AHRI sought reconsideration of the final rule based on its view that errors committed by DOE led to the adoption of standards that were neither technologically feasible nor economically justified. DOE said it must deny the petition on procedural grounds.
DOE noted that it adopted the WICF final rule in accordance with the Energy Policy and Conservation Act of 1975 (EPCA). Unlike some other statutes governing standard-setting through rulemaking, EPCA does not provide a procedure for agency reconsideration of already prescribed final rules. Instead, the legal framework established in EPCA by Congress provides a means to seek amendment of DOE’s existing rules under certain circumstances, not reconsideration of a newly promulgated rule. Therefore, AHRI’s petition for reconsideration is procedurally improper.
Additionally, DOE said that even if it were to consider AHRI’s petition for reconsideration as seeking amendment to the WICF rule, AHRI would still fail to establish a valid basis for granting the petition.
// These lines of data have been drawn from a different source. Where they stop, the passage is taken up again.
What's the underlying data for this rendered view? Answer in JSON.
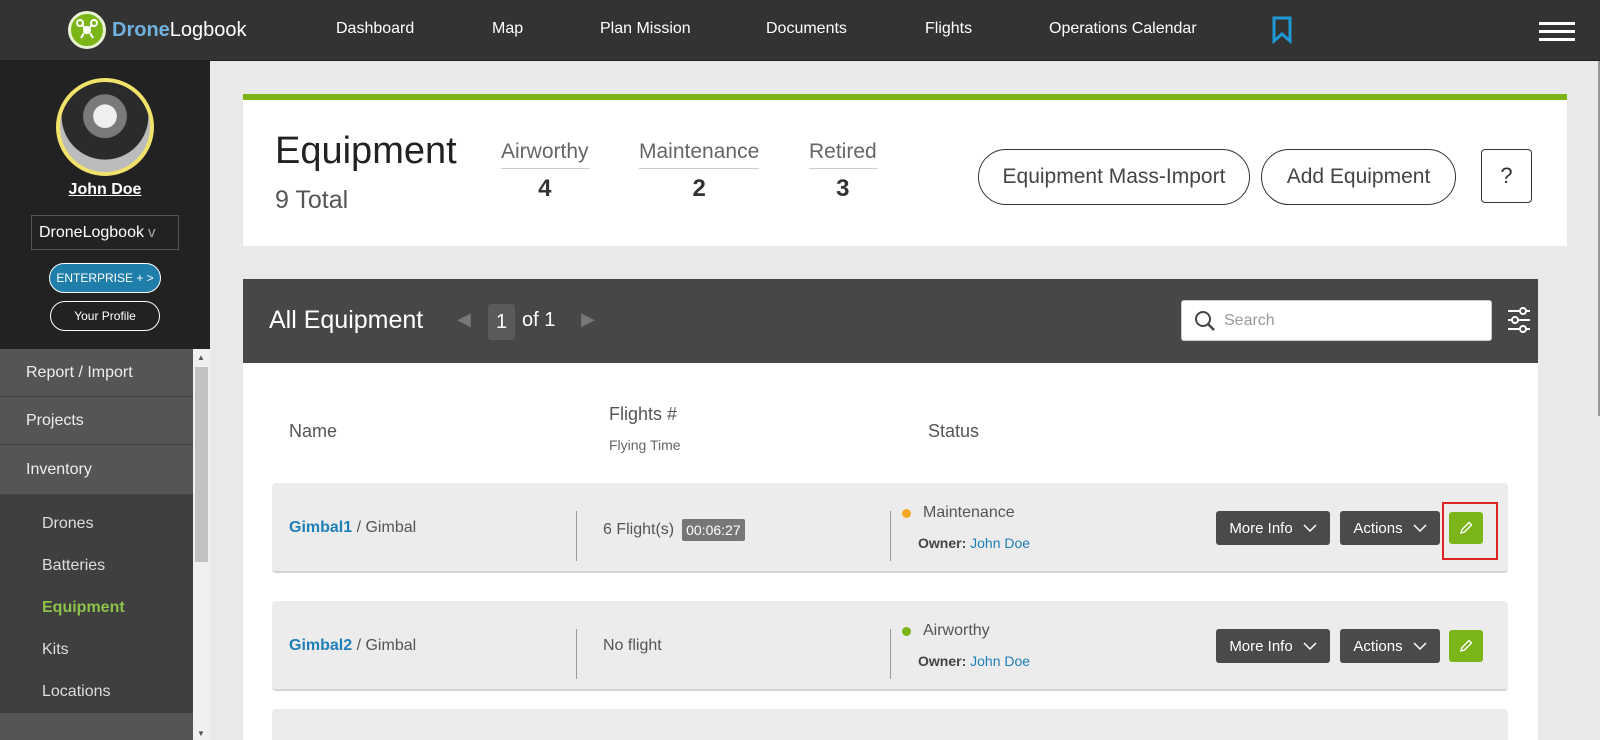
{
  "brand": {
    "name_a": "Drone",
    "name_b": "Logbook"
  },
  "nav": {
    "items": [
      "Dashboard",
      "Map",
      "Plan Mission",
      "Documents",
      "Flights",
      "Operations Calendar"
    ]
  },
  "user": {
    "name": "John Doe",
    "org": "DroneLogbook",
    "org_chevron": "v",
    "enterprise_label": "ENTERPRISE + >",
    "profile_label": "Your Profile"
  },
  "menu": {
    "items": [
      "Report / Import",
      "Projects",
      "Inventory"
    ],
    "subitems": [
      "Drones",
      "Batteries",
      "Equipment",
      "Kits",
      "Locations"
    ],
    "active": "Equipment"
  },
  "summary": {
    "title": "Equipment",
    "total": "9 Total",
    "stats": [
      {
        "label": "Airworthy",
        "value": "4"
      },
      {
        "label": "Maintenance",
        "value": "2"
      },
      {
        "label": "Retired",
        "value": "3"
      }
    ],
    "mass_import_label": "Equipment Mass-Import",
    "add_label": "Add Equipment",
    "help_label": "?"
  },
  "list": {
    "title": "All Equipment",
    "page": "1",
    "of_pages": "of 1",
    "search_placeholder": "Search",
    "columns": {
      "name": "Name",
      "flights": "Flights #",
      "flying_time": "Flying Time",
      "status": "Status"
    },
    "more_info_label": "More Info",
    "actions_label": "Actions",
    "owner_label": "Owner:",
    "rows": [
      {
        "name": "Gimbal1",
        "type": "/ Gimbal",
        "flights": "6 Flight(s)",
        "time": "00:06:27",
        "status": "Maintenance",
        "status_color": "#f5a623",
        "owner": "John Doe"
      },
      {
        "name": "Gimbal2",
        "type": "/ Gimbal",
        "flights": "No flight",
        "time": "",
        "status": "Airworthy",
        "status_color": "#7cb518",
        "owner": "John Doe"
      }
    ]
  },
  "colors": {
    "accent": "#7cb518",
    "link": "#1f7fb7",
    "enterprise": "#1f7faa",
    "highlight": "#e02424"
  }
}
With regard to the required criteria, DOE may only grant such consideration if evidence is provided that the amended standard would result in significant conservation of energy, would be technologically feasible, and would be cost effective. DOE stated that AHRI does not establish a valid basis for amendment of the final rule because it seeks an amended standard that would increase the maximum allowable energy use or decrease the minimum required energy efficiency of a covered product, contrary to EPCA.
Further, DOE said that AHRI’s petition appears to reflect a misunderstanding of how to perform the calculations required to rate a given refrigeration component. Thus, AHRI’s petition is predicated on a flawed set of calculations and assumptions.
DOE said that a public meeting, which it has already planned for Oct. 22, 2014, will show stakeholders how to properly apply its test procedures.